Sri Lanka 2004

Sri Lanka People

Yearbook 2004

Sri Lanka. After a long power struggle between President Chandrika Kumaratunga and Prime Minister Ranil Wickremesinghe, the President dissolved the parliament in February and announced new elections. According to CountryAAH, the total population in Sri Lanka is 21,413,260 people in 2020. The President’s Organization The Freedom Alliance (SLFA) signed a cooperation agreement with the People’s Liberation Front (JVP), a party with roots in the extreme left but now strongly Sinhalese nationalist and hostile to Tamil separatism. SLFA won the election and regained government power, but without its own majority in parliament.

The new government’s weakness, in addition to its dependence on the JVP, which received four ministerial posts, was not both considered good for the attempts to restart the peace process with the Tamil guerrilla LTTE. An internal conflict within the Tamil separatist movement complicated the political situation even more. Several bombings and assassinations aimed at Tamils who cooperated with the government were interpreted as guerrilla revenge for alleged intercourse between the government and the departed commander Colonel Karuna.

During the year, the Norwegian government made new attempts to revive the peace process, but without results. The LTTE demanded that negotiations must be based on the guerrilla’s proposal for provisional local autonomy in the areas of north and east that the separatists partially control. Both the guerrillas and Sri Lanka’s donors looked with great skepticism at the opportunities for peace talks with a government in which the JVP participates. According to abbreviationfinder, SL stands for Sri Lanka in text.

Ironically, the tsunami disaster in December gave new hope for peace, when Sinhalese and Tamils united in the same grief and suffering. About 30,000 people died when the masses of water devastated large coastal areas.
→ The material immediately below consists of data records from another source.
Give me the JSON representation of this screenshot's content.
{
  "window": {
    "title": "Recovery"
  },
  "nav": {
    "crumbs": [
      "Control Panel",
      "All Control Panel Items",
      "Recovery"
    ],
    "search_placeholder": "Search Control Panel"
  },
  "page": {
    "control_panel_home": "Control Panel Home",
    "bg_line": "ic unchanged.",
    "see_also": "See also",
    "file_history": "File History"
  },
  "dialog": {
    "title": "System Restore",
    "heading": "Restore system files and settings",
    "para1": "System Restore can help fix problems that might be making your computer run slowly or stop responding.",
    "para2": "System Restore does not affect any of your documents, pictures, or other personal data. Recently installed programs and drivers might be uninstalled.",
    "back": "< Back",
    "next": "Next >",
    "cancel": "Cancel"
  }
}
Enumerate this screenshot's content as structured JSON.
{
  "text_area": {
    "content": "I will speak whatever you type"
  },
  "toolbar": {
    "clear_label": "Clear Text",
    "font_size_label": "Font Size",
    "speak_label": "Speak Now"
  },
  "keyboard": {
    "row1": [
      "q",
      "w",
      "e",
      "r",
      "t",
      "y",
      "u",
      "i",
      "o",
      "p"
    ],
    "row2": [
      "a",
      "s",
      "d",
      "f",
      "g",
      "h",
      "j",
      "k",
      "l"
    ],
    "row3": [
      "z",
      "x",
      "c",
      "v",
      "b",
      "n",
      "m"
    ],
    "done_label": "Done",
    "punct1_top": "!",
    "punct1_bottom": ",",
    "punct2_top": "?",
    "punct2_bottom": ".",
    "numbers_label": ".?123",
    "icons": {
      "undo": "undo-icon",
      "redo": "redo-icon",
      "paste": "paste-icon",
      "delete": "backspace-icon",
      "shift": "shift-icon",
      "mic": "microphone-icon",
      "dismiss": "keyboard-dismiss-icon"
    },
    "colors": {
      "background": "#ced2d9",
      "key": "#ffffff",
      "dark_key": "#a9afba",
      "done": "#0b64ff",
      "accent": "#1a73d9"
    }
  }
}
The disaster was also a severe blow to the Sri Lankan economy, and growth growth was estimated to slow down by a few percentage points in 2005.

Sri Lanka People

September

Constitutional proposal for increased presidential power

September 22

In line with its election promises, the ruling SLPP puts forward a series of proposals for constitutional amendments, all of which significantly strengthen the president’s powers. The proposals mean that the president regains the position of power he had before the Sirisena government limited presidential power in 2015 (see Political system). The proposals again give the president the right to appoint judges to the Supreme Court, and abolishes the parliament’s ability to review the president’s decisions on human rights issues and government spending. According to the proposals, the president will have the right to dissolve parliament after one year of the five-year term. Today is 4.5 years. The laws that are to guarantee the independence of the judiciary, the police, the state administration and the electoral authority from the executive branch (that is, the president and his government) are also being abolished. When the constitutional proposals are presented, protests and riots break out in parliament as well as demonstrations in the streets. The opposition wears mourning ribbons on their arms when the proposals are presented. See computerdo.com for practical information about Sri Lanka.

Death sentence sentenced to death takes place in parliament

September 8

The doomed politician Premalal Jayasekara from the ruling SLPP attracts attention when he is temporarily released from his prison cell and taken to a session in parliament where he won a seat in the 2020 election. Jayasekara was sentenced to death in August for killing an opposition supporter in a election meeting 2015. However, his verdict was handed down after the nominations for the election were completed, and thus he is entitled to his seat. Jayasekara is the first convicted murderer to be a member of the Sri Lankan parliament. He has been in Parliament since 2001.